Orlando police officer Adam Gruler was off-duty, but working in uniform providing security for Pulse. As Omar Mateen enters the club apparently through the main entrance with his Sig Sauer MCX and Glock pistol, Gruler is outside in the parking lot looking for an underage patron with a fake ID. Gunfire erupts in the club, at first mistaken for part of the music. Hundred of people were inside dancing, and many victims never even saw their attacker.
As people begin to flee the building, Mateen exits Pulse through the main entrance and is apparently fired on by Gruler. A gun battle begins, Gruler realizes he is “outgunned” and calls for backup, which arrives within a couple of minutes in the form of SWAT team members Scott Smith and Jeffrey Backhaus. The three of them enter the club and secure the main area, exchanging fire with Mateen who retreats to the bathrooms at the rear of the building, beginning the “hostage” situation.
So, recognizing that there may have been no good choices available, was Officer Gruler’s decision to shoot at Omar Mateen while he was outside the building ultimately helpful or harmful? The reports of people in the club were that when Mateen re-entered the building he used that time to deadly effect, and when he was driven into the rear of the building, some of those who had taken refuge became casualties as a result.

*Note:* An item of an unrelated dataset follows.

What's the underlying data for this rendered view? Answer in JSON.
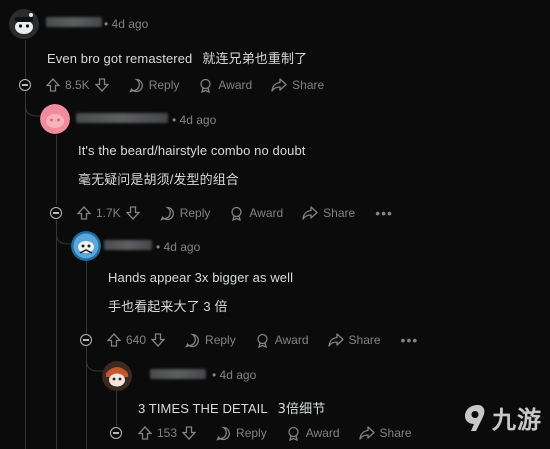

This is not to diminish the efforts of law enforcement in dealing with a nightmarish situation, rescuing and defending folks trapped inside the club, and working to resolve a tense standoff with a clearly deranged and dangerous murderer. I don’t pretend to know what Standard Operating Procedures or best practices are for this type of situation. Orlando PD acknowledges that their choice to breach the back wall of the club was contrary to conventional tactics and driven by the possibility of the use of explosives by Mateen. There is some indication that that choice saved lives.
I have to ask though, would it have been better to have allowed Mateen to move away from the club, away from where targets were concentrated and compacted, where darkness and confusion impaired the responding officers’ ability to clearly identify (and obviously to bring down) the shooter? A law enforcement source reported that 202 rounds were fired over the course of the night, and it’s not clear whether that total includes the shooter himself. We don’t know yet how many of those were fired by police, or if any of the victims were injured or killed as a result of so-called “friendly fire”. Orlando police chief John Mina has laid responsibility for any such casualties squarely on Omar Mateen.
But for those first few minutes, that tiny window where a bad guy with a gun (which he could have carried, concealed, legally in Florida) was confronted by a good guy with a gun, I can’t help but wonder, what if Adam Gruler had waited? What if Omar Mateen had not gone back inside?